PA 100-1051 provides additional protections and processes to identify risks and take actions to prevent workplace violence. These protections are summarized below.  What is your facility doing to implement the new law?

Health Care Worker Duty to Report

If a Health care worker contacts law enforcement or file a report with law enforcement against a patient or individual due to workplace violence they must provide notice to the management of their employing health care provider within three days of contacting law enforcement or filing the report. (Section 15(a))

Question –  Has your employer established and communicated the method for filing such reports?

Whistleblower Protections and Bar on Discouraging Reports

Management of health care providers may not discourage a health care worker from exercising their right to contact law enforcement or file a report in relation to workplace violence. (Section 15(b))

Also, the Illinois whistleblower law applies to health care providers and their employees with respect to implementing or enforcing compliance with the Act. (Section 25)

Question – Are you a charge nurse? Has your facility discussed with you that you play a role in compliance with this requirement?

New Requirements for Health Care Providers

All health care providers in Illinois must post a notice stating that verbal aggression will not be tolerated and that physical assault will be reported to law enforcement. (Section 15(c))

Question – Has this notice been placed in your facility? 

Your facility must offer “immediate post-incident services” for health care workers who are directly involved in a workplace violence incident caused by patients or visitors. Such post-incident services include acute treatment and access to psychological evaluation. (Section 15(d))

Question – What services are available in your facility? Where is the information posted? Has a policy been developed? 

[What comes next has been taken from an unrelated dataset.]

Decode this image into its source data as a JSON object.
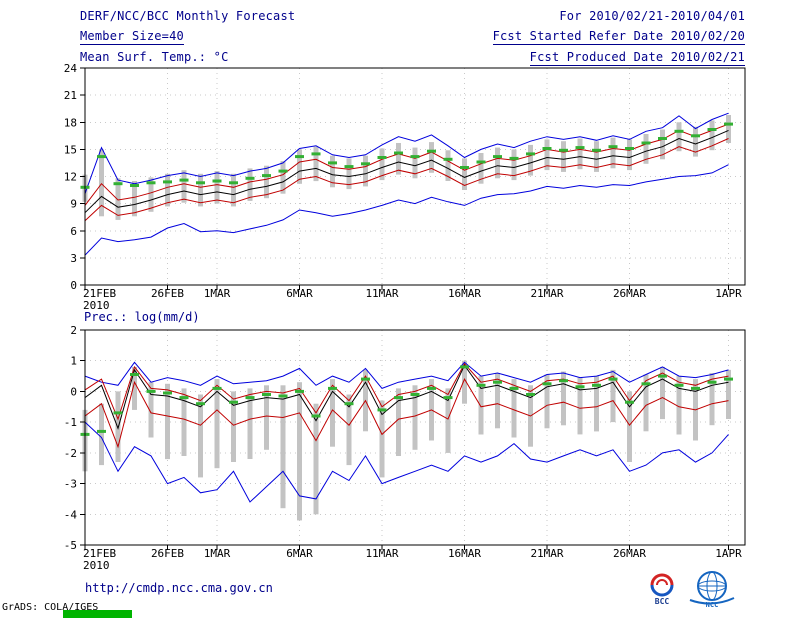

Health care providers must create and implement a workplace violence program that both complies with OSHA requirements and meets the following requirements:

  • Classifies workplace violence as
    • Type 1 violence, or workplace violence committed by a person who has no legitimate business at the work site, such as individuals who enter a work site solely with the intent of committing a crime
    • Type 2 violence, meaning workplace violence directed at employees by customers, clients, patients, students, inmates, visitors or other individuals accompanying patients
    • Type 3 violence, or workplace violence against an employee by a current or former employee, supervisor or manager
    • Type 4 violence, meaning workplace violence committed in the workplace by someone who does not work there, but who has or has had a personal relationship with an employee
  • Includes management commitment and worker participation, including but not limited to nurses
  • Involves worksite analysis and identification of potential hazards
  • Includes hazard prevention and control
  • Incorporates safety and health training with required hours to be determined by rule (yet to be promulgated)
  • Documents and evaluates the program (further details on what records are required and the type/scope of evaluation are likely to be established in future rulemaking)

(Sections 20(a), (a-5), and (b))

Question – Has your facility begun this work? Has a committee been formed? Or is the facility waiting for the rules process to be complete before they implement this requirement?

Treatment of Committed Individuals

Hospitals and medical facilities are now specifically permitted (but not required) to work with the Department of Corrections, or any county or municipality having custody, to establish protocols for receiving committed persons, particularly committed persons who are potentially violent. 

  • Notify a treating facility of concerns regarding the committed person (including medical and mental health information, information on recent violent actions and/or other safety concerns)
  • Provide detailed medical records to the facility treating the committed person
  • Provide at least one guard specifically trained in custodial escort and custody of high-risk committed persons to accompany any committed person to the facility
  • Limit visitors with access to the committed person
  • The committed individual is required to wear “security restraints” in accordance with the custodial agency’s procedures and rules when there is the risk of physical harm to the committed person; the individual has exhibited behavior in the past that puts themselves or others at risk of harm; the individual is a flight risk.

Similar provisions apply to juveniles in custody that have recently exhibited violence. (Section 30(b))

Question – Have new policies been developed regarding the treatment of committed individuals? What steps are taken to notify your facility of any concerns related to the transfer of a committed person?